WASHINGTON: The self-proclaimed mastermind of the September 11 terror attacks has lost an appeal citing rats and mold as a reason to delay his court appearance on Monday, a defense lawyer said.

Judge James Pohl's decision was still sealed on Thursday, three days before the hearing in question, but lawyer James Connell said he had received word by mid-afternoon.

Khalid Sheikh Mohammed's “emergency motion to delay October hearings — due to defence offices deemed unsafe due to the presence of hazardous mold, rodents and rodent feces — was denied,” announced Connell, defence lawyer for one of the five men accused of plotting the September 11, 2001 attacks.

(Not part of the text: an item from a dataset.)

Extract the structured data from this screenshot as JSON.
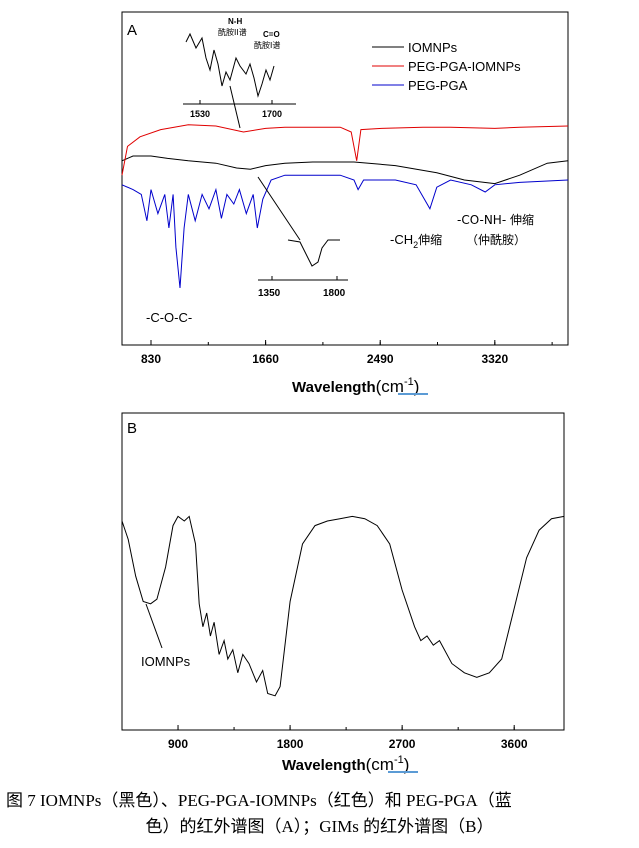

The new series of preliminary hearings for the five men is scheduled to begin on Monday at the US naval base in Guantanamo Bay, Cuba.

The hearings had already been postponed so that the defendants could observe the holy month of Ramazan and were then pushed back a day when a derailed freight train in the US state of Maryland caused an Internet outage at the base. They were delayed once more due to Tropical Storm Isaac.

This time, it was Mohammed's lawyers who had asked for the delay, saying the offices they were provided were “not habitable due to extensive, ongoing and serious health hazards presented by exposure to hazardous mold, airborne particulates, rodents, rodent feces and other significant matters.”

According to their request, filed in early October, the decaying body of a dead rat was removed from the ceiling on September 25, and, the month before, several large rats were removed, causing rat feces to drop into the workspace.

The defense team said the uneasy work conditions left them unable to adequately prepare for the hearing.

Soon after their motion was filed, Pohl said he was astonished these offices had been designated for the lawyers when a team of air quality and mold inspectors had recommended they not be used.

He ordered the offices to be repaired or another “decent workspace” be provided.

As a result, the vents and the offices were cleaned, disinfected and re-inspected by a Guantanamo hospital team, which re-authorised them to be used, a base spokesman said.

Mohammed is awaiting trial along with his Pakistani nephew Ali Abd al-Aziz Ali, also known as Ammar al-Baluchi, Mustapha Ahmed al-Hawsawi of Saudi Arabia and Yemenis Ramzi Binalshibh and Walid bin Attash.

The five men face the death penalty if convicted for their roles in the 2001 attacks by al Qaeda militants in which hijacked planes were used to strike New York, Washington and Shanksville, Pennsylvania, killing 2,976 people.